Namun demikian, Imam Ghazali mewanti-wanti bahwa tahapan yang terakhir, yaitu dengan cara kekuasaan yang disertai dengan pemaksaan, hanya dapat dilakukan oleh negara melalui aparaturnya. Selain itu, tindakan ini juga harus berlandaskan undang-undang yang ada. Adapun masyarakat biasa, yaitu warga sipil yang bukan aparatur pemerintah, sama sekali tidak memiliki hak untuk melakukan pemaksaan, pengrusakan, dan tindakan-tindakan kekerasan lainnya. Dengan demikian hukum berdiri tegak dan kehidupan berjalan teratur.
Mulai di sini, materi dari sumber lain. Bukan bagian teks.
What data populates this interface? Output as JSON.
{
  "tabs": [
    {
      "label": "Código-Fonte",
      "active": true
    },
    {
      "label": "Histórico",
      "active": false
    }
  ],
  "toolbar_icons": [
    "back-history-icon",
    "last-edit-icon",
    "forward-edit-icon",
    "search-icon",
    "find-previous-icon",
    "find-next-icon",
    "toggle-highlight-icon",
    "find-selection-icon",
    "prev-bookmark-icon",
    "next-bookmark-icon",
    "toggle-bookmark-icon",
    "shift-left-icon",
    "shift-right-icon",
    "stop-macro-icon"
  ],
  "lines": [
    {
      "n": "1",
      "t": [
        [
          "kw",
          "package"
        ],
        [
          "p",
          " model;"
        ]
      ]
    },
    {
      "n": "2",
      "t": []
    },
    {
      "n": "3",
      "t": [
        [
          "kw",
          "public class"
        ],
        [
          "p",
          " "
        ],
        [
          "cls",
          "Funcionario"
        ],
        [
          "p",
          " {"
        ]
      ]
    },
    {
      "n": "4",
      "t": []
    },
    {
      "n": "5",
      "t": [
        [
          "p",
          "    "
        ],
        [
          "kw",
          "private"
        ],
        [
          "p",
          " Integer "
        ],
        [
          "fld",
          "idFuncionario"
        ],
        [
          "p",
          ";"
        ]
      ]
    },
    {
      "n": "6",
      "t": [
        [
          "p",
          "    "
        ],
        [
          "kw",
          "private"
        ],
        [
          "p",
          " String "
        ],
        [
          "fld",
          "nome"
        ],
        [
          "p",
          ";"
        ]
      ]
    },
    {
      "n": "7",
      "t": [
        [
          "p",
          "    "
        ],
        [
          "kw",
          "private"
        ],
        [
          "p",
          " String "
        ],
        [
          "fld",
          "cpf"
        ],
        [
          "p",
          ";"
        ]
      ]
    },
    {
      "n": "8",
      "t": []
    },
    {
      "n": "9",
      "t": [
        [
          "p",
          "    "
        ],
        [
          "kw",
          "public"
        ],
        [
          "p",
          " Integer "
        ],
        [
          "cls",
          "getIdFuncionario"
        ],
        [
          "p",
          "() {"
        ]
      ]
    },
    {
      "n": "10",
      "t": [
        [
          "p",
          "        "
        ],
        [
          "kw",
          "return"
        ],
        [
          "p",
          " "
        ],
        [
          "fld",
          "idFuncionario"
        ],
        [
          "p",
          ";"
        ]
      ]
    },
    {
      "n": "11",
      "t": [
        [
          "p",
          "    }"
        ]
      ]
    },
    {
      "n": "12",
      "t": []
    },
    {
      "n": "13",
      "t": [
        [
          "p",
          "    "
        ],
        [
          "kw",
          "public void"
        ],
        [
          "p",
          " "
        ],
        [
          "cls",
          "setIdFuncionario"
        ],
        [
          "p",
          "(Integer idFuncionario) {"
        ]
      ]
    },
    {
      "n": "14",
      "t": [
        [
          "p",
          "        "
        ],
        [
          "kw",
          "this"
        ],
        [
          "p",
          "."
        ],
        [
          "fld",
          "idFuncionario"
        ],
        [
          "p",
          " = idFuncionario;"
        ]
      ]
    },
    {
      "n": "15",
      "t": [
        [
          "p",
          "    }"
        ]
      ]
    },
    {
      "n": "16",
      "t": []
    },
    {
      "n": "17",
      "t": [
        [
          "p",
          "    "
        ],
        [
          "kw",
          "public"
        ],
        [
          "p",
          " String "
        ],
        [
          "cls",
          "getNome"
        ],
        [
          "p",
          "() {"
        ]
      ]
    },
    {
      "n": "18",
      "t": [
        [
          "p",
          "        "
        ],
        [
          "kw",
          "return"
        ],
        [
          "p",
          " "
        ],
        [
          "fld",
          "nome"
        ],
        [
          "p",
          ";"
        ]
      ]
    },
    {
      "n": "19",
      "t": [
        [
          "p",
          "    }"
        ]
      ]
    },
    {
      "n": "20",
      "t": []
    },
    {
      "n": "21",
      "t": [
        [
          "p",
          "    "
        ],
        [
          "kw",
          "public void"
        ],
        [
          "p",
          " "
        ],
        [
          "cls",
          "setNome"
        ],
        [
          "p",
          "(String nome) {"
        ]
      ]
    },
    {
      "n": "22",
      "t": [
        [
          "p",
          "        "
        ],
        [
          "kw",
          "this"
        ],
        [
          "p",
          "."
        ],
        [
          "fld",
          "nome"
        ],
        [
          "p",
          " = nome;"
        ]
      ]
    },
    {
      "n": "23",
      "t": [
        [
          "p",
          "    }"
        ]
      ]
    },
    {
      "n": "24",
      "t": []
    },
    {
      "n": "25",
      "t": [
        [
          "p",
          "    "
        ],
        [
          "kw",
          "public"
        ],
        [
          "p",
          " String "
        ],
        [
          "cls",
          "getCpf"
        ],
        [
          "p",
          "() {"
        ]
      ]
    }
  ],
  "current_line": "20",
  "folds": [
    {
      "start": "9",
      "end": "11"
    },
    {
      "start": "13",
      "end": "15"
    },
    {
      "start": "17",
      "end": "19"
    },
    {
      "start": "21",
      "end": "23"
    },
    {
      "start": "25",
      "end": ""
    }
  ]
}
Karena itu, kita yang ditakdirkan hidup di bumi Indonesia sudah seharusnya mensyukuri kekayaan keragaman yang telah dianugerahkan oleh Allah kepada kita. Keragaman suku, budaya, bahasa, adat istiadat, warna kulit, agama, kepercayaan, dll adalah anugerah dan rahmat Allah yang harus senantiasa kita jaga dan pelihara. Hal ini bukan hanya karena pemeliharaan dan penghargaan terhadap keragaman ini akan membuat bangsa dan negara kita menjadi besar dan disegani, akan tetapi penghargaan dan pemeliharaan ini adalah perintah Allah dan Nabi Muhammad, sebagaimana al-Qur’an dan as-Sunnah telah menegaskan hal itu.

Dan penghargaan terhadap keragaman ini dapat mulai kita praktekkan dalam lingkup kehidupan yang kecil dan sederhana yaitu bertetangga. Dalam bertetangga, Islam mengajarkan kita untuk menghormati siapapun tetangga kita, baik mereka itu seagama, sesuku, dan sama warna kulitnya, maupun mereka itu berbeda agama, berbeda suku, dan berbeda warna kulitnya. Nabi Muhammad bersabda, “Siapapun yang beriman kepada Allah dan hari akhir, hendaknya memuliakan tetangganya.” Di sini Nabi tidak merinci tetangga dengan sifat-sifat tertentu; yang berarti siapapun tetangga kita, dari manapun asal-usulnya, dan apapun agama dan kepercayaannya, harus selalu kita hormati dan hargai. Wallahu a’lamu bis shawab.